Here is a map for the example font cndklb+naliregular.zip
Same font, used in two PDF files with two different encodings!
I don't know what encoding the program is seeing, but if the font is embedded. You can see different glyph mapped to different character code.
Character code is not the same as a char. For example, let say the font have the glyph for the letter S
. When a font is embedded, the font writter may give the letter S
an id (character code) which may or not be the same value as his ascii (byte) representation.
That's why you may be seeing that the Character Code 20 being mapped to the letter M
in one pdf, and in another one being mapped to A
I would have to inspect the file closely too see if that's what is happening.
Please do, I'd appreciate it if there is a more straightforward method for solving it
Yeah, the font is embedded. I thought the library was able to extract the text, but I was wrong:
Maybe @EliotJones can shed some light in here
Here is something strange:
I have come across this font: CNDKMD+NaliRegular+2.zip
That have different encoding based on what library/app you use!
For example, for this glyph https://fontdrop.info/ and GlyphTypeface.CharacterMap show U+F0F9 while FontForge and PdfPg show U+02D8!
Do you have any idea what might be going on? How can I get consistent result?

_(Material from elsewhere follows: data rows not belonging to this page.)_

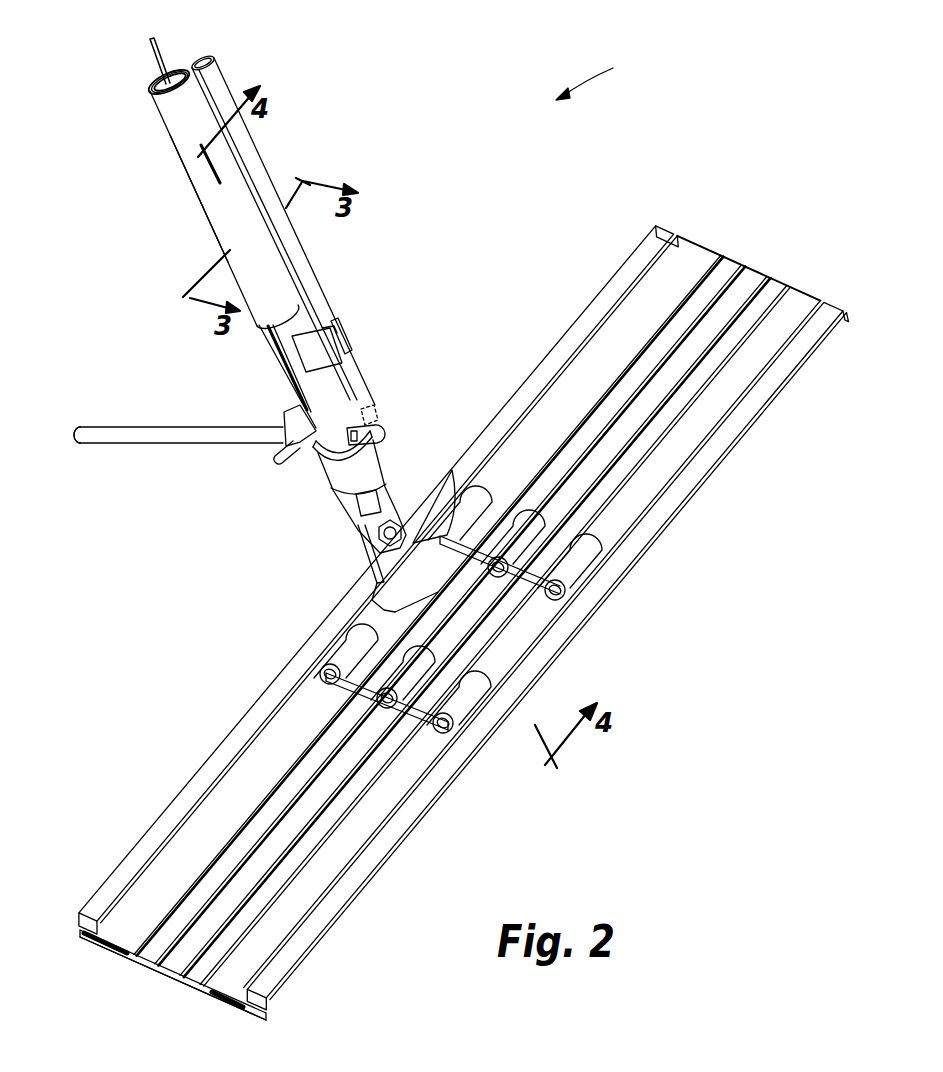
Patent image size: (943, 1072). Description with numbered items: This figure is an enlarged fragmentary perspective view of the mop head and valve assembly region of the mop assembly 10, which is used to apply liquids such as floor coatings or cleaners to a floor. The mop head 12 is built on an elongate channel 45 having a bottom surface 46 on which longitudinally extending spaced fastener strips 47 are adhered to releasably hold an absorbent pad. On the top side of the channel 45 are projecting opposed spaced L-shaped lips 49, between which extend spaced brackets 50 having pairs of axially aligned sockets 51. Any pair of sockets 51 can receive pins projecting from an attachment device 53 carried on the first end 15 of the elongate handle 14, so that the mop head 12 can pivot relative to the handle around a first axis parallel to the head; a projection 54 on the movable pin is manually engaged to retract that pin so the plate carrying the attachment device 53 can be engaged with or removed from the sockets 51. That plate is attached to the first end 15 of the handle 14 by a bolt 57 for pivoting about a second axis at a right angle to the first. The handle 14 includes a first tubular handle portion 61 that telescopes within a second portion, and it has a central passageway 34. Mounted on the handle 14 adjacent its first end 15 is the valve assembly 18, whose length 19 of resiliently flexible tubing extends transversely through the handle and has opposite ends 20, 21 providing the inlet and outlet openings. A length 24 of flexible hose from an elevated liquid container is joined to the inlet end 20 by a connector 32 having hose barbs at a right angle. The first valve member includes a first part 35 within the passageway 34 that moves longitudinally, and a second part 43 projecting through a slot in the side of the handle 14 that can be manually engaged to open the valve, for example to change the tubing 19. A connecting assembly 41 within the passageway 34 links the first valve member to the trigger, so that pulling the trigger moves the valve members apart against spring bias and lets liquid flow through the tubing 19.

The mop assembly 10 is at (598, 79).
The mop head 12 is at (681, 525).
The elongate handle 14 is at (182, 141).
The first end of the handle 15 is at (268, 353).
The valve assembly 18 is at (287, 388).
The length of tubing 19 is at (176, 438).
The end of the tubing 20 is at (363, 455).
The end of the tubing 21 is at (78, 413).
The length of flexible hose 24 is at (313, 290).
The connector 32 is at (372, 431).
The central passageway 34 is at (162, 85).
The first part of the first member 35 is at (378, 578).
The connecting assembly 41 is at (160, 53).
The second part of the first member 43 is at (300, 449).
The elongate channel 45 is at (742, 412).
The bottom surface 46 is at (191, 986).
The fastener strips 47 is at (105, 948).
The L-shaped lips 49 is at (172, 810).
The brackets 50 is at (586, 574).
The sockets 51 is at (558, 597).
The attachment device 53 is at (384, 607).
The projection 54 is at (450, 537).
The bolt 57 is at (405, 540).
The first tubular handle portion 61 is at (206, 197).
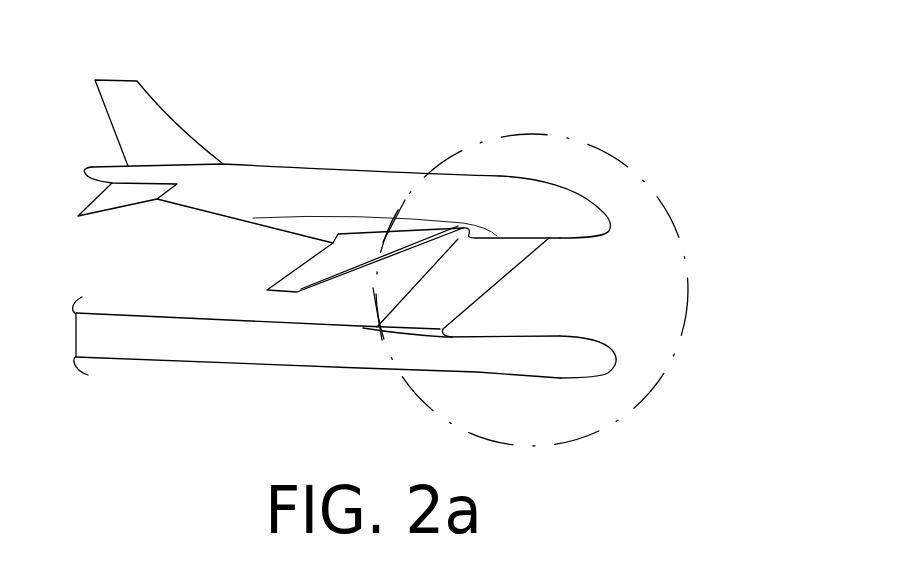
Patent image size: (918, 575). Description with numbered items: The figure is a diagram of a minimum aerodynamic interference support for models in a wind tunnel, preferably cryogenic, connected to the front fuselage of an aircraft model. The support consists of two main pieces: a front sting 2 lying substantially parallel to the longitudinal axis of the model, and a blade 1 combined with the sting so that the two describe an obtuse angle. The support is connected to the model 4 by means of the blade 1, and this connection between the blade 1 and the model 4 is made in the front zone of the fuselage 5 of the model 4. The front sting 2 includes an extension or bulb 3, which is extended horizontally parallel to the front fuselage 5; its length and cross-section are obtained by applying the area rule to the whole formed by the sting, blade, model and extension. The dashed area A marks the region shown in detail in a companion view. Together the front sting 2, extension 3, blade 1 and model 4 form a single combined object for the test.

The blade 1 is at (483, 265).
The front sting 2 is at (213, 340).
The extension of the front sting 3 is at (513, 355).
The model 4 is at (337, 187).
The front fuselage of the model 5 is at (570, 217).
The dashed area A is at (647, 395).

This is the code I am using to get all of the glyphs of a font:
var uri = "...";
var families = System.Windows.Media.Fonts.GetFontFamilies(uri);
foreach (var family in families)
{
foreach (var typeface in family.GetTypefaces())
{
typeface.TryGetGlyphTypeface(out var glyph);
var characterMap = glyph.CharacterToGlyphMap;
foreach (KeyValuePair<int, ushort> kvp in characterMap)
{
var sourceChar = char.ConvertFromUtf32(kvp.Key);
}
}
}
Hi, I found out some of the problems (the comments I have hidden) were caused by mutool which I was using to extract the font.
My only problem now is extracting the fonts programmatically. If PdfPig can give me a stream for each font, that'd be great
Hi @encrypt0r I will try to take a look into exposing the font files when I get back to PdfPig.
Most of the font classes for dealing with PDF fonts are still internal in PdfPig unfortunately because I don't want to define the public API fully yet while I still need to make large internal changes.
You can access the loaded fonts for a file as follows:
using (var document = PdfDocument.Open(GetFilename(), ParsingOptions.LenientParsingOff))
{
var page = document.GetPage(1);
var cachingProvider =
typeof(PdfDocument).GetField("cachingProviders", BindingFlags.NonPublic | BindingFlags.Instance)
.GetValue(document);
var resourceStore = cachingProvider.GetType().GetProperty("ResourceContainer")
.GetGetMethod().Invoke(cachingProvider, null);
var fontsDictionary = resourceStore.GetType()
.GetField("loadedFonts", BindingFlags.NonPublic | BindingFlags.Instance)
.GetValue(resourceStore);
Assert.Equal(PageSize.Letter, page.Size);
}
But the types of the values in the font dictionary are also internal, but you might be able to get some data you need through reflection.